DESCRIPTION OF THE OVERALL PROGRAM (provided by applicant): The overall mission of the TB Structural Genomics Consortium is to determine the three-dimensional structures of proteins from M. tuberculosis (Mtb), prioritized by their relevance for drug discovery. Mtb, the causative agent of tuberculosis, remains a major-health threat worldwide, and structural information on relevant proteins is critically needed to support future drug discovery. Our Program Project focuses not only on solving structures of proteins in vulnerable pathways, but also complexes of drug targets with inhibitors bound, which will yield important insights about active-site interactions for drug design. Each of the four projects has chosen to focus on targets and processes that are essential to survival in the host. Project 1 (UCB: PI: Alber) is focused on defining new mechanistic paradigms to Mtb cell-wall biosynthesis and remodeling processes that are essential for cell growth and division. Project 2 (TAMU: PI: Sacchettini) will solve the crystal structures of core metabolic enzymes, including those involved in energy production, biosynthesis of amino acids and co-factors, and biosynthesis of lipid components of the cell wall. Project 3 (UCLA: Pi: Eisenberg) will investigate structures of families of protein complexes, including PE/PPE and ESX proteins, as well as toxin/anti-toxin pairs. Project 4 (UCI, PI: Goulding) will focus on structural characterization of proteins involved in metabolite transport and disulfide-bond isomerization. A novel aspect of our approach is the use of the two Core projects to aid our group projects in structure determination and to gain valuable biological information for their targets. Our Structure Determination Core will produce recombinant protein and crystals, and determine their structures through a high-efficiency pipeline.

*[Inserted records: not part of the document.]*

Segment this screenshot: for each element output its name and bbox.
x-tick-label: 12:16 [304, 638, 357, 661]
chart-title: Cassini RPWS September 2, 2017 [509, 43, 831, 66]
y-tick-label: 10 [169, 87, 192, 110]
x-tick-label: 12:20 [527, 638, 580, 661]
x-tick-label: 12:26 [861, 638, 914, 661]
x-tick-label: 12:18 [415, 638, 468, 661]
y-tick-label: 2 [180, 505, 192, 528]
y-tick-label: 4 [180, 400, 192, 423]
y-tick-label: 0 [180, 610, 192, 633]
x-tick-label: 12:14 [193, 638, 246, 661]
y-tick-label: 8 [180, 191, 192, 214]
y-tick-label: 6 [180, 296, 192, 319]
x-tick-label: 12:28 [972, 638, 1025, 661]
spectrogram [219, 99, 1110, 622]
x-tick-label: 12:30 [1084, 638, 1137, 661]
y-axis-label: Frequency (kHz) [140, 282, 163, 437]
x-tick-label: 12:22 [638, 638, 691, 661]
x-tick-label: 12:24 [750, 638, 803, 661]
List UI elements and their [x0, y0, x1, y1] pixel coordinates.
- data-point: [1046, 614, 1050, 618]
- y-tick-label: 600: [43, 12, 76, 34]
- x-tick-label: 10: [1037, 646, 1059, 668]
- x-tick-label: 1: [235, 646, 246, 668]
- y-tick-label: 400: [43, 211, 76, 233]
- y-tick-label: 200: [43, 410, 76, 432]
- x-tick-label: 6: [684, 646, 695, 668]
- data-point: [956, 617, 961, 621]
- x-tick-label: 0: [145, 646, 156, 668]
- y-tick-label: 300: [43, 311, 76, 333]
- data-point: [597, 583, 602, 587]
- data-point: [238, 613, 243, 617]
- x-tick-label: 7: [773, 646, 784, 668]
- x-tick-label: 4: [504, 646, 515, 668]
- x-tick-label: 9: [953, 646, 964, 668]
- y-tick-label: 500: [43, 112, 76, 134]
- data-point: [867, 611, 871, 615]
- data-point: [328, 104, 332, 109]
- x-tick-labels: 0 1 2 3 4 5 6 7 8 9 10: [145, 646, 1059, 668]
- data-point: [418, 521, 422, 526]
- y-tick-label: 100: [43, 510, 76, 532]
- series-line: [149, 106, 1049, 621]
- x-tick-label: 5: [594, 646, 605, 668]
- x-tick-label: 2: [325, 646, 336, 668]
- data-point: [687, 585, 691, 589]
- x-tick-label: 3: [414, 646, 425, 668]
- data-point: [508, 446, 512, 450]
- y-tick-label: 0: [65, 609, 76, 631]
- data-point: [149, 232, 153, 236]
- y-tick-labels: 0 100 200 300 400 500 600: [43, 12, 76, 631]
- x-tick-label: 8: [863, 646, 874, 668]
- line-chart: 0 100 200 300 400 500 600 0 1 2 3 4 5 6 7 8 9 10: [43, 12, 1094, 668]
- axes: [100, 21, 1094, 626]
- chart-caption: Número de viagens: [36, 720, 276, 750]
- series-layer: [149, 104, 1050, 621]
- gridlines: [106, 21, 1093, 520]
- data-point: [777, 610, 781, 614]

Our Chemical and Genetic Core will use genetic methods to evaluate the essentiality, function, and interactions of individual targets and also conduct HTS to identify small-molecule inhibitors of our targets. The inhibitors will serve as ligands for co-crystallizatin, and will be valuable chemical tools for probing function in cells and validating targets. All of th structural and biochemical data we collect will be provided to the public; to foster future drug discovery efforts in the academic and pharmaceutical industries.

总体计划描述（由申请人提供）： 结核病结构基因组学联盟的总体使命是确定结核分枝杆菌 (Mtb) 蛋白质的三维结构，并根据其与药物发现的相关性确定优先顺序。 Mtb 是结核病的病原体，仍然是全世界的主要健康威胁，迫切需要相关蛋白质的结构信息来支持未来的药物发现。我们的项目不仅关注于解决脆弱途径中的蛋白质结构，还关注于药物靶点与抑制剂结合的复合物，这将为药物设计的活性位点相互作用提供重要的见解。 这四个项目中的每一个都选择关注对宿主生存至关重要的目标和过程。项目 1（UCB：PI：Alber）专注于为 Mtb 细胞壁生物合成和重塑过程定义新的机制范式，这对细胞生长和分裂至关重要。项目2（TAMU：PI：Sacchettini）将解决核心代谢酶的晶体结构，包括那些参与能量产生、氨基酸和辅因子生物合成以及细胞壁脂质成分生物合成的酶。项目 3（UCLA：Pi：Eisenberg）将进行调查 蛋白质复合物家族的结构，包括 PE/PPE 和 ESX 蛋白质，以及毒素/抗毒素对。项目 4（UCI，PI：Goulding）将重点关注参与代谢物转运和二硫键异构化的蛋白质的结构表征。我们方法的一个新颖之处是使用两个核心项目来帮助我们的小组项目确定结构并为其目标获取有价值的生物信息。我们的结构测定核心将生产重组蛋白和晶体，并通过高效管道测定其结构。我们的化学和遗传核心将使用遗传方法来评估单个靶点的必要性、功能和相互作用，并进行 HTS 来识别我们靶点的小分子抑制剂。这些抑制剂将作为共结晶的配体，并将成为探测细胞功能和验证靶标的有价值的化学工具。我们收集的所有结构和生化数据将向公众提供；促进学术和制药行业未来的药物发现工作。